Elements: On a paragraph setting out a number of elements to be considered in a civil liability regime, most delegates preferred stating that a civil liability regime should “address,” rather than “include” these elements. The EU questioned whether the elements “shall” be addressed, suggesting that this wording can only be agreed upon once the elements are decided and proposed “may, as appropriate” as alternative text. NORWAY called for reference to the guidelines on working towards a non-legally binding regime on civil liability, which will be annexed to the COP/MOP decision adopting the supplementary protocol. Several delegates opposed referencing the guidelines in the paragraph on elements, and NORWAY subsequently suggested a separate paragraph stating that parties may also take the guidelines into account when developing legislation or policy on civil liability.
Delegates agreed to retain elements on damage and standard of liability that may include strict, fault-based or mitigated liability. Delegates also agreed to retain an element on channeling liability, but not to specify that it be “strict” liability. On an element that contained alternative text on financial security and compensation schemes, delegates agreed to delete “compensation schemes.” BRAZIL proposed to refer to “redress or compensation” instead of “financial security” and both alternatives remain bracketed.
On the draft element on access to justice or right to bring claims, INDIA and MALAYSIA argued that they related to the standing of the potential claimants and constituted a critical consideration by parties establishing civil liability regimes. The EU and others opposed the reference, arguing that it was incompatible with civil law systems. Delegates agreed to delete “access to justice” and retain “right to bring claims” in brackets.
The final element on procedural rules that provide for due process was deleted.
Enforcement of Judgments: BRAZIL, INDIA, MEXICO, the AFRICAN GROUP and MALAYSIA supported an option providing for parties to enforce foreign judgments arising from the implementation of the provisions on civil liability, and for parties who do not have legislation concerning enforcement of foreign judgments to endeavor to enact such laws. The EU, NEW ZEALAND and JAPAN preferred an operational text providing only for the enforcement of foreign judgments in accordance with domestic law, rejecting language that would require developing or changing domestic laws on enforcement of foreign judgments. Pointing to the provision’s voluntary nature, MALAYSIA suggested developing alternative language.

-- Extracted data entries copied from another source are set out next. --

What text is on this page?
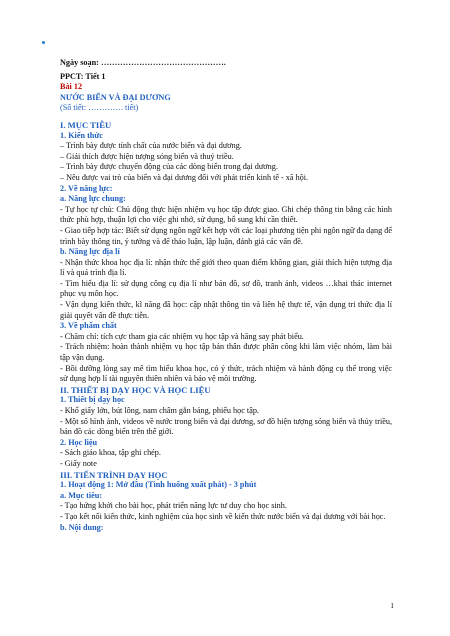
Ngày soạn: ……………………………………….

PPCT: Tiết 1

Bài 12

NƯỚC BIỂN VÀ ĐẠI DƯƠNG

(Số tiết: …………. tiết)

I. MỤC TIÊU

1. Kiến thức

– Trình bày được tính chất của nước biển và đại dương.

– Giải thích được hiện tượng sóng biển và thuỷ triều.

– Trình bày được chuyển động của các dòng biển trong đại dương.

– Nêu được vai trò của biển và đại dương đối với phát triển kinh tế - xã hội.

2. Về năng lực:

a. Năng lực chung:

- Tự học tự chủ: Chủ động thực hiện nhiệm vụ học tập được giao. Ghi chép thông tin bằng các hình thức phù hợp, thuận lợi cho việc ghi nhớ, sử dụng, bổ sung khi cần thiết.

- Giao tiếp hợp tác: Biết sử dụng ngôn ngữ kết hợp với các loại phương tiện phi ngôn ngữ đa dạng để trình bày thông tin, ý tưởng và để thảo luận, lập luận, đánh giá các vấn đề.

b. Năng lực địa lí

- Nhận thức khoa học địa lí: nhận thức thế giới theo quan điểm không gian, giải thích hiện tượng địa lí và quá trình địa lí.

- Tìm hiểu địa lí: sử dụng công cụ địa lí như bản đồ, sơ đồ, tranh ảnh, videos …khai thác internet phục vụ môn học.

- Vận dụng kiến thức, kĩ năng đã học: cập nhật thông tin và liên hệ thực tế, vận dụng tri thức địa lí giải quyết vấn đề thực tiễn.

3. Về phẩm chất

- Chăm chỉ: tích cực tham gia các nhiệm vụ học tập và hăng say phát biểu.

- Trách nhiệm: hoàn thành nhiệm vụ học tập bản thân được phân công khi làm việc nhóm, làm bài tập vận dụng.

- Bồi dưỡng lòng say mê tìm hiểu khoa học, có ý thức, trách nhiệm và hành động cụ thể trong việc sử dụng hợp lí tài nguyên thiên nhiên và bảo vệ môi trường.

II. THIẾT BỊ DẠY HỌC VÀ HỌC LIỆU

1. Thiết bị dạy học

- Khổ giấy lớn, bút lông, nam châm gắn bảng, phiếu học tập.

- Một số hình ảnh, videos về nước trong biển và đại dương, sơ đồ hiện tượng sóng biển và thủy triều, bản đồ các dòng biển trên thế giới.

2. Học liệu

- Sách giáo khoa, tập ghi chép.

- Giấy note

III. TIẾN TRÌNH DẠY HỌC

1. Hoạt động 1: Mở đầu (Tình huống xuất phát) - 3 phút

a. Mục tiêu:

- Tạo hứng khởi cho bài học, phát triển năng lực tư duy cho học sinh.

- Tạo kết nối kiến thức, kinh nghiệm của học sinh về kiến thức nước biển và đại dương với bài học.

b. Nội dung:

1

Review: On an operational text providing for the review of the guidelines for working towards a non-legally binding approach on civil liability, NEW ZEALAND stated that this provision should be part of the guidelines rather than the supplementary protocol. MEXICO and BRAZIL proposed that the paragraph be part of the COP/MOP decision that will adopt the supplementary protocol. The EU and JAPAN opposed reference to the guidelines and proposed a general review clause for the supplementary protocol. SWITZERLAND and the EU proposed two review clauses, one for the supplementary protocol and one for the guidelines on civil liability. A lengthy debate ensued over language stating that the guidelines be revised “with a view to elaborating a more comprehensive binding regime on civil liability,” during which the AFRICAN GROUP and MALASIA recalled that the option to further elaborate the civil liability regime had been a key condition for their approval of the compromise achieved during COP/MOP4.
After contentious discussions, Co-Chair Lefeber suggested integrating the review of the supplementary protocol with the Biosafety Protocol’s five-year review cycle. Regarding the review of the guidelines, delegates agreed to work on the basis of a new text proposed by MALAYSIA envisioning a three-year period for reviewing the guidelines on civil liability.
INSTITUTIONAL PROVISIONS: Delegates discussed institutional and procedural provisions contained in a document tabled by the Co-Chairs on Monday. NEW ZEALAND asked to clarify the relationship between the supplementary protocol, the Biosafety Protocol and the CBD. Noting the need to revise numerous provisions, GRULAC requested not to engage in a substantive debate of the institutional provisions to allow time for work on operational texts. The AFRICAN GROUP and MALAYSIA preferred engaging in a first reading of the provisions, considering it a necessary step to finalize the supplementary protocol. Delegates then suggested that the Co-Chairs prepare a compilation including revised operational texts and the original institutional provisions.
IN THE CORRIDORS
Many were apprehensive on Tuesday morning as the Friends of the Co-Chairs began addressing civil liability, which some had described as the Sword of Damocles of the negotiations. The initial quick progress on the civil liability provision and its elements had many pleasantly surprised. But as the afternoon wore on, the fault lines began to show between those who want to keep the door open to develop a more elaborate regime on civil liability and those who are less keen, leading to a highly confrontational atmosphere that one delegate described as a “melt-down.”
The mood calmed after the dinner break, but the underlying issues remained unsolved. When delegates decided to postpone discussion of the institutional provisions for adopting a supplementary protocol until after a further reading of operational texts, even a normally optimistic delegate resigned herself to the fact that negotiations won’t be completed at this meeting.